The biggest distraction in education policy is the poverty meme (or, more accurately – the low socio-economic status meme). It goes something like this: Being poor prevents poor kids from succeeding in school; therefore reforming schools is largely a waste of time.
Here’s the queen of the poverty meme:
Then, there it was, the moment when Lauer raised the issue of poverty and the new Census Bureau figures showing that one in seven Americans live at or below the poverty line, defined as an annual income for a family of four of $22,000. That’s one in seven -- and that figure doesn’t include families of four with a $23,000 annual income.
I thought Lauer would make the obvious connection between poverty and student achievement. After all, the most consistent link in education and social science research is between family income and standardized test scores.
Today’s breed of school reformers, however, have ignored this link and adopted a “no excuses” policy, which essentially claims that good teachers can overcome anything, including medical, sociological and psychological problems that children who live in poverty bring into the classroom.
There is an oft-stated claim that three (or four, or five, depending on the source) “effective” teachers in a row can wipe out the effects of poverty. In fact, Education Secretary Arne Duncan made this claim today in an interview with Tom Brokaw as part of the network's Education Nation Summit.
There is no valid research to show this…
So the most important issue in school reform was ignored again…
That their discussion ignored the elephant in the room tells you everything you need to know about what is missing from today’s school “reform” efforts and why they are doomed to fail.
She even cites the King, David Berliner, who has teased out the most important poverty-induced physical, sociological and psychological problems that poor children bring to school and which doom all education reform to failure.

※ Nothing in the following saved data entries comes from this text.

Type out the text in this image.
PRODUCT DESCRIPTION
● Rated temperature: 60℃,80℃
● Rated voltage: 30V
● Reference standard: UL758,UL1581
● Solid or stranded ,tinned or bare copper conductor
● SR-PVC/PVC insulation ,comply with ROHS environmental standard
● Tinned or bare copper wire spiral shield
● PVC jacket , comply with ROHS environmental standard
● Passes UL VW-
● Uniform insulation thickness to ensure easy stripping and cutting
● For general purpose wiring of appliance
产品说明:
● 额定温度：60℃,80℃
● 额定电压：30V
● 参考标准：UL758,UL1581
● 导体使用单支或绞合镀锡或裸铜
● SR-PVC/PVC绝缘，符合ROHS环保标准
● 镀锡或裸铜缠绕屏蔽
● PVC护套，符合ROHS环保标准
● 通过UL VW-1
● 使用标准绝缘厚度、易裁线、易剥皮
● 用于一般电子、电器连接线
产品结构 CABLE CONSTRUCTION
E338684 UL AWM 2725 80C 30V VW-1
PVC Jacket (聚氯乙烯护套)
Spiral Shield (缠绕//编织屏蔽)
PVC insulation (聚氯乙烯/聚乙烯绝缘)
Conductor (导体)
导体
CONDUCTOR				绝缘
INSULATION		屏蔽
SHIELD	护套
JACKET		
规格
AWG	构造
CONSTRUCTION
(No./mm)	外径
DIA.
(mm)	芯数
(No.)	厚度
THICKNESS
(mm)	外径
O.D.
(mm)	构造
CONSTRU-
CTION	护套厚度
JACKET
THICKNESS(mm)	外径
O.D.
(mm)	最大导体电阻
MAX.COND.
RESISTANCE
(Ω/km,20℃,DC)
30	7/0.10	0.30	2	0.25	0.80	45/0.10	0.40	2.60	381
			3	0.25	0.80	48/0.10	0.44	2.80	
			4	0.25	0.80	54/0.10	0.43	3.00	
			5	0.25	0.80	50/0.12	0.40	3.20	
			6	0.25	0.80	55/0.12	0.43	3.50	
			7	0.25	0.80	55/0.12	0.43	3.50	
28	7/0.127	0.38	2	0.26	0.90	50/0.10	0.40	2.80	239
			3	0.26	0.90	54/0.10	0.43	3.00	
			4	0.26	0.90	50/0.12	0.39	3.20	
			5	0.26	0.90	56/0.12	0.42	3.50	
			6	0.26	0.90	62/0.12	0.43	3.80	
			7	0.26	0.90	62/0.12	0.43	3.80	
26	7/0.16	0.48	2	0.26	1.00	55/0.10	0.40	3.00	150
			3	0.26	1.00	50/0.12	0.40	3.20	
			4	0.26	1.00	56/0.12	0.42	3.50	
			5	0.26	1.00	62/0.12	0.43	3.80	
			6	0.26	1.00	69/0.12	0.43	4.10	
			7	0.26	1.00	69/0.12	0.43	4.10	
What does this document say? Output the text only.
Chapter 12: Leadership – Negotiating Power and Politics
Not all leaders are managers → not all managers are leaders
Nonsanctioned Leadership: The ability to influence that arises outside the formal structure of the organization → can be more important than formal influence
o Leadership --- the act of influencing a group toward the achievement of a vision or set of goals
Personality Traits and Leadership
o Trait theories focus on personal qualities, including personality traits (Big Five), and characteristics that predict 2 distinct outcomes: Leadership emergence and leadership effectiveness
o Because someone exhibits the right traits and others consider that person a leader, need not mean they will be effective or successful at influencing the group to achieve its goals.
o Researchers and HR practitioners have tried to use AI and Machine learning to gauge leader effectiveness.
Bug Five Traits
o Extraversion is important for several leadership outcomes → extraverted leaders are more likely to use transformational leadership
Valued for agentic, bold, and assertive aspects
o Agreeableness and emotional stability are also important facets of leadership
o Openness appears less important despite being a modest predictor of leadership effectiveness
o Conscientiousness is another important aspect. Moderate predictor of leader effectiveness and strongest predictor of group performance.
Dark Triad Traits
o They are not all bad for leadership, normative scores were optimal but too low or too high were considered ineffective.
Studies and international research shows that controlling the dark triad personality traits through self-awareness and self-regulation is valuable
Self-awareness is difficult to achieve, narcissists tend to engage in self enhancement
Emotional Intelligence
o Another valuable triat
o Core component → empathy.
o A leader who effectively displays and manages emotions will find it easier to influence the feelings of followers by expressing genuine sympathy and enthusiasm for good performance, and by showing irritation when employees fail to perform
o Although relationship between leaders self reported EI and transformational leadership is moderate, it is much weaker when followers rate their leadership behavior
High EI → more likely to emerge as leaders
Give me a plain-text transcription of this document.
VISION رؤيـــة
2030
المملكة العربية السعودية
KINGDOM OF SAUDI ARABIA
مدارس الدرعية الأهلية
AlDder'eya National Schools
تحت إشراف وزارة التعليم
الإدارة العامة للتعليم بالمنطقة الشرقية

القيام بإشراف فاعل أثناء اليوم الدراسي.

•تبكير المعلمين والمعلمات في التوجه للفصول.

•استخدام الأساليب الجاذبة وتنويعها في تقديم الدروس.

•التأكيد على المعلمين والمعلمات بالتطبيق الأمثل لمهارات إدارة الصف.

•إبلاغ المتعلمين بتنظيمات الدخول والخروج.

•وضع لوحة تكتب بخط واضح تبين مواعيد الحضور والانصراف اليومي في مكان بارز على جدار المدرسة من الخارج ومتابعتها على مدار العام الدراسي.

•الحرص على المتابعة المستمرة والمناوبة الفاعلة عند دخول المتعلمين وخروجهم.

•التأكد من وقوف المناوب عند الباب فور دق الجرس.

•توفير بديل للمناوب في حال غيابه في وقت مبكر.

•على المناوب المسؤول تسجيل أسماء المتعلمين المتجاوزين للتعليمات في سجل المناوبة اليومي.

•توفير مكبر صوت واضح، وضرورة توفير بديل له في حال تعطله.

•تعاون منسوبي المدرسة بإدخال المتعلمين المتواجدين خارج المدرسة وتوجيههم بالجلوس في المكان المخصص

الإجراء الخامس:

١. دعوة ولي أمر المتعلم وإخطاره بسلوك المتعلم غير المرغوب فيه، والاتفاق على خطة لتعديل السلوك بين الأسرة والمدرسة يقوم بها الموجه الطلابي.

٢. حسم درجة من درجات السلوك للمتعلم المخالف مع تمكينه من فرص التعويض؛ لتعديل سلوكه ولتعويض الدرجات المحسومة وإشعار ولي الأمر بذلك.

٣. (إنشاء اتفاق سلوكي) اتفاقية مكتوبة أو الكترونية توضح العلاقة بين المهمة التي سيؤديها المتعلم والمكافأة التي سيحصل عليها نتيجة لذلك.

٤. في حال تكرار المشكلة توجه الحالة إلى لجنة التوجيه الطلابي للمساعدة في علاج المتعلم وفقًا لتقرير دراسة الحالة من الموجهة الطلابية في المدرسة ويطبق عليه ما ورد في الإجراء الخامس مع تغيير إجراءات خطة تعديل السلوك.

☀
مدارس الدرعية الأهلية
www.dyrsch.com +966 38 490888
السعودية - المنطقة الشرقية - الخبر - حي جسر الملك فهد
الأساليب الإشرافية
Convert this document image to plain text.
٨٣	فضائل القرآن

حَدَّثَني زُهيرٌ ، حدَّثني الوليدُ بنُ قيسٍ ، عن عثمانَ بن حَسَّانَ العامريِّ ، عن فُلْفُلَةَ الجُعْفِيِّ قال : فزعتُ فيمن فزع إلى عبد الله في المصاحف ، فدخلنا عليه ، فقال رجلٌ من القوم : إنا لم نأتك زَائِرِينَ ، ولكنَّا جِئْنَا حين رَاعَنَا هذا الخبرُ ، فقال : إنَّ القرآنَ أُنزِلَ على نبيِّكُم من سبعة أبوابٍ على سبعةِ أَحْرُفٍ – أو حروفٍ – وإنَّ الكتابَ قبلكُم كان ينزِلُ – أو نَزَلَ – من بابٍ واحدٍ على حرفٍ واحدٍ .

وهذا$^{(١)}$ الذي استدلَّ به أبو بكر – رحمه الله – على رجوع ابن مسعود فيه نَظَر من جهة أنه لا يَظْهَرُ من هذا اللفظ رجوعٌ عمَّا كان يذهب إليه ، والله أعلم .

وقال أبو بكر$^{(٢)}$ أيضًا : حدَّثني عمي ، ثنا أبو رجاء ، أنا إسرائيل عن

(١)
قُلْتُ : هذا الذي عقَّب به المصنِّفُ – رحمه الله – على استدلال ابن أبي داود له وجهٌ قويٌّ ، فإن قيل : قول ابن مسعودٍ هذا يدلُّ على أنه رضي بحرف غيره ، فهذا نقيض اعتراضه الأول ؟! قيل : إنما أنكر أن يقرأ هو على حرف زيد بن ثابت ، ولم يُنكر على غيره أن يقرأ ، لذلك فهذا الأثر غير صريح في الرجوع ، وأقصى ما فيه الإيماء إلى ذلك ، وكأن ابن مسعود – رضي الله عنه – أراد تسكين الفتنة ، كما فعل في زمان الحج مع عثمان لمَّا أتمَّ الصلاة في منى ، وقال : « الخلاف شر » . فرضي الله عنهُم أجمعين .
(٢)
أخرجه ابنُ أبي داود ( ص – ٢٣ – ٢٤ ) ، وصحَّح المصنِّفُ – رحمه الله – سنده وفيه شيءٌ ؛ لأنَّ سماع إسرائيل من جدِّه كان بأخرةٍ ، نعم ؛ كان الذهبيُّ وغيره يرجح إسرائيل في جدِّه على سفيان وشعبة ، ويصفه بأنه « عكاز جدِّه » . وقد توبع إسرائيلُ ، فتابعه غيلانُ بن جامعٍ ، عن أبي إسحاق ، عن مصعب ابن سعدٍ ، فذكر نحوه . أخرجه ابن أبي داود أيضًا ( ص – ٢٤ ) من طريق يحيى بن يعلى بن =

These are six out-of-school factors Berliner has identified that are common among the poor and that affect how children learn, but that reformers effectively say can be overcome without attacking them directly: (1) low birth weight and nongenetic prenatal influences; (2) inadequate medical, dental and vision care, often a result of inadequate or no medical insurance; (3) food insecurity; (4) environmental pollutants; (5) family relations and family stress; and (6) neighborhood characteristics.
The conclusion. Fix poverty and you’ll fix education. Or will you?
Let’s test the hypothesis by looking at how family income and parental education (the main components of socioeconomic status) are “linked” to student educational performance.
Let’s compare how the children of over-educated plutocrats
compared to the children of poverty-stricken, oppressed wage-slaves.
But, before we look at the data, let’s test your knowledge of poverty’s pernicious effects on children.
- Which kids do you think had better prenatal care?
- Which kids do you think had better medical, dental and vision care?
- Which kids do you think were more likely to have medical insurance?
- Which kids do you think had more food insecurity?
- Which kids do you think grew up around more environmental pollutants?
- Which kids do you think had more family stress and worse family relations?
- Which kids do you think grew up in better neighborhoods?
Now see if you can predict which kids did better on the SATs.
First, let’s look at how rich black families compare to poor Asian families
Poor Asian children from families making between $10k and $20k performed better than rich privileged black children from families making at least $70k.
Now, let’s look at parental education.
Asian children with parents having only a high school diploma performed better than black children with parents having graduate degrees.
If poverty is such a brutal predictor of academic success, why do the children of educated,privileged blacks and Hispanics perform worse than poor, uneducated whites and Asians?
Can’t be white racism, Asians disprove that hypothesis.
And bear in mind, this data (which holds for almost all measures of student achievement) is no worse than the data the poverty elephants rely on for their poverty hypothesis.
Run this by your favorite poverty edu-pundit. You’ll hear lots of excuses. None will be coherent.
And, that’s why its pointless to debate these people on matters of education policy.